Tentang Jiro ; 53

456 66 7
                                    

Aku publish ulang maaf untuk typonya🙇‍♀️

{Selamat Membaca}
Jangan lupa vote & comment
ㅡㅡㅡㅡㅡㅡㅡㅡㅡㅡㅡㅡㅡㅡㅡㅡ

"Jadi, tante alasannya ga?"

Pertanyaan Jiro membuat Tante Gina mengangguk, "penyebab seseorang lupa bukan hanya karena faktor ingatan jangka pendek atau panjang. Tapi juga bisa mempengaruhi tingkat stress atau efek obat tertentu," jelasnya.

"Kenapa kamu tanya soal itu?" kali ini Tante Gina yang bertanya, berharap Jiro mau bercerita sedikit padanya.

Jiro menunduk memainkan bantal di pangkuannya, "belakangan ini Jiro ngerasa Jiro udah ngelupain banyak hal. Jiro ngerasa itu hal penting, tapi seakan otak Jiro menolak memori itu balik lagi. Rasanya kalau Jiro paksain, kepala Jiro seakan dihantam benda keras."

Sebenarnya jika memang itu adalah memori yang buruk, mungkin lebih baik Jiro melupakannya. Namun Jiro tetap penasaran apakah hal itu adalah alasan dari berubahnya sikap Sang Ibu? Bahkan sikap Aghaㅡ ayahnya itu membuat Jiro bingung. Berbeda dengan Anna yang secara terang-terangan mulai menerimanya, Agha masih tetap bersikap dingin tetapi tatapan matanya seakan menunjukkan rasa bersalah pada Jiro.

"Jangan memaksakan hal yang ga seharusnya dipaksakan. Kalau memang otak kamu memilih untuk ngehapus memori itu, biarkan. Jalani hidup kamu seperti biasa dengan normal," ucap Tante Gina.

Jiro menoleh ke arah Tante Gina yang tersenyum menatapnya, seakan meyakinkan Jiro jika semua baik-baik saja.

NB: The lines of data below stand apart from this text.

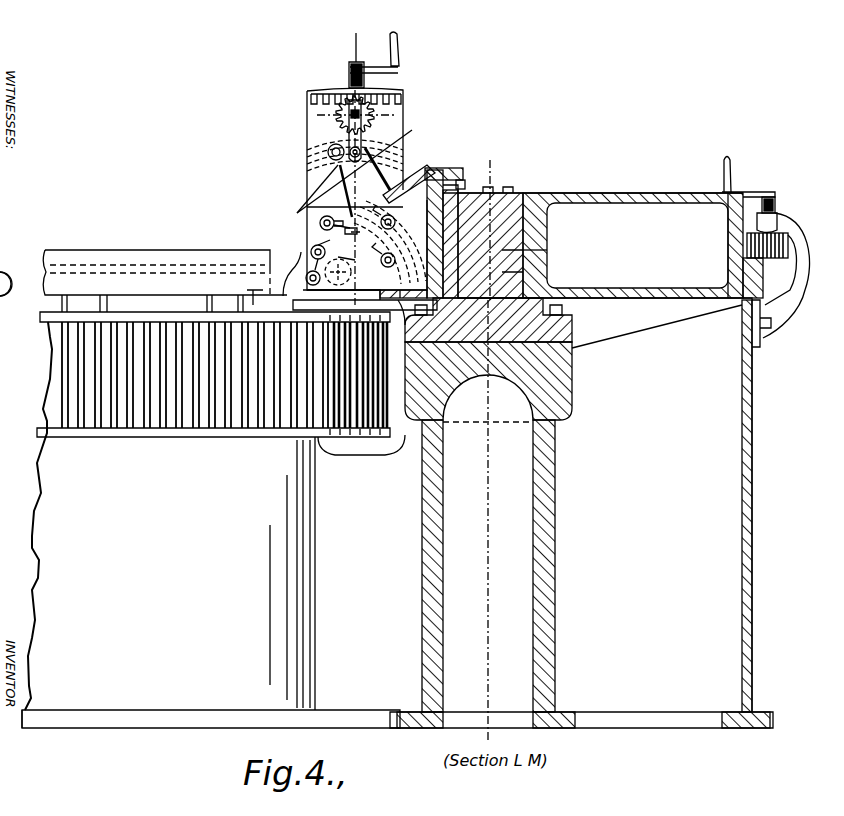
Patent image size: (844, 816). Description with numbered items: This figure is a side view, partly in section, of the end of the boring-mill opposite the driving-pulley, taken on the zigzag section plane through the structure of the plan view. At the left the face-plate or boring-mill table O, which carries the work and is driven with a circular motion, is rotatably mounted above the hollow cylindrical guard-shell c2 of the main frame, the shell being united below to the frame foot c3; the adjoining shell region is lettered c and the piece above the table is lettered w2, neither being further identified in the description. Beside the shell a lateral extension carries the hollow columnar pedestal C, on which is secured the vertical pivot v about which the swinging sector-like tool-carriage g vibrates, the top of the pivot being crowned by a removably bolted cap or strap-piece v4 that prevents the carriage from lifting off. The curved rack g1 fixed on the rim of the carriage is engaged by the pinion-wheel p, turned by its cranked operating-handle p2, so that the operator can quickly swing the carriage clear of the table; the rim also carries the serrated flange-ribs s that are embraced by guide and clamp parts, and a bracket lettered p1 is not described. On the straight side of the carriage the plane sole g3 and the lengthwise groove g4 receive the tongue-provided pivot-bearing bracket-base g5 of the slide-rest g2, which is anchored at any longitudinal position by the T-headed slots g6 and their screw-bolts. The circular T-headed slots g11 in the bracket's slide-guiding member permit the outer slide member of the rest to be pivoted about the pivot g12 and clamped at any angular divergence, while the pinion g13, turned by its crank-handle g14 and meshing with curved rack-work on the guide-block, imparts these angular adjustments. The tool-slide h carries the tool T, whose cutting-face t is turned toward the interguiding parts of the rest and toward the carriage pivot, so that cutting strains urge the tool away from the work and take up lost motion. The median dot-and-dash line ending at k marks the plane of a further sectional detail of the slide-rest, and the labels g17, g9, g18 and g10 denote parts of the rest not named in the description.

The section line I K k is at (373, 60).
The ring gear g17 is at (312, 102).
The pinion g13 is at (336, 122).
The crank-handle g14 is at (369, 163).
The slide-rest g2 is at (290, 157).
The circular T-headed slots g11 is at (311, 245).
The pin g9 is at (349, 232).
The pivot-bearing bracket-base g5 is at (426, 222).
The pivot g12 is at (343, 277).
The T-headed slots g6 is at (433, 168).
The plane sole g3 is at (476, 192).
The bolts g18 is at (458, 186).
The cap or strap-piece v4 is at (537, 193).
The tool-carriage g is at (652, 185).
The lengthwise groove g4 is at (633, 245).
The vertical pivot v is at (523, 250).
The curved rack g1 is at (743, 250).
The cranked operating-handle p2 is at (742, 184).
The pinion-wheel p is at (787, 247).
The serrated flange-ribs s is at (758, 267).
The bracket p1 is at (803, 265).
The hollow columnar pedestal C is at (581, 519).
The cutting-face t is at (283, 295).
The slide member h is at (303, 293).
The tool T is at (254, 295).
The bolt g10 is at (395, 303).
The plate w2 is at (165, 278).
The cylinder c is at (213, 520).
The hollow cylindrical guard-shell c2 is at (43, 510).
The foot c3 is at (144, 717).
The face-plate or boring-mill table O is at (40, 313).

"Tapi ... Jiro tetep ragu sama sikap mama dan papa. Jiro takut kalau sikap mereka cuman bikin Jiro kembali jatuh ke lubang yang sama dan semakin dalam," Jiro meremat bantal yang ada dipangkuannya. Sesak rasanya jika mengingat bagaimana selama ini perhatian yang mereka berikan harus selalu dibayar sepadan dengan Jiro yang menuruti perintah mereka tanpa penolakan.

Tante Gina mendekap Jiro dengan lembut, "nikmati alurnya, obati lukanya. Kesampingkan rasa ragu kamu perihal sikap orang tua kamu, kalau emang hati kamu menerimanya, cukup jalani semestinya."

"Jiro takut, kalau kali ini Jiro ga bisa menebusㅡ

"Jiro, kasih sayang orang tua ga butuh sebuah penebusan. Ga peduli kamu bisa membalasnya atau ngga, kamu cukup menikmatinya. Ngerti?" Tante Gina mencengkram kedua bahu Jiro dan membuat mereka saling bersitatap.

Jiro mengangguk, "Jiro akan mencoba menerima perhatian yang mereka kasih."

Tante Gina menaikkan bibirnya, "tante tahu kamu selalu bisa memilih yang baik. Kamu ga perlu takut, kalau sampe mereka nyakitin kamu lagi. Tante bakal hadapin mereka langsung."

Jiro terkekeh melihat Tante Gina yang berbicara sembari menepuk dadanya. Sedangkan itu, Dila ikut tersenyum melihat Jiro yang bisa mengeluarkan isi kepalanya.

Waktu terasa berjalan begitu cepat, langit mulai berubah warna menjadi jingga. Setelah sesi mengobrol dengan Tante Gina, sisa waktu lainnya Jiro gunakan untuk bermain game dengan Dila dan sedikit belajar tentunya.

"Yakin gamau dianter? Atau telpon pak Heri aja," ucap Dila. Mengingat hari mulai sore, ia sedikit khawatir dengan Jiro yang bersikeras untuk pulang menaiki bus.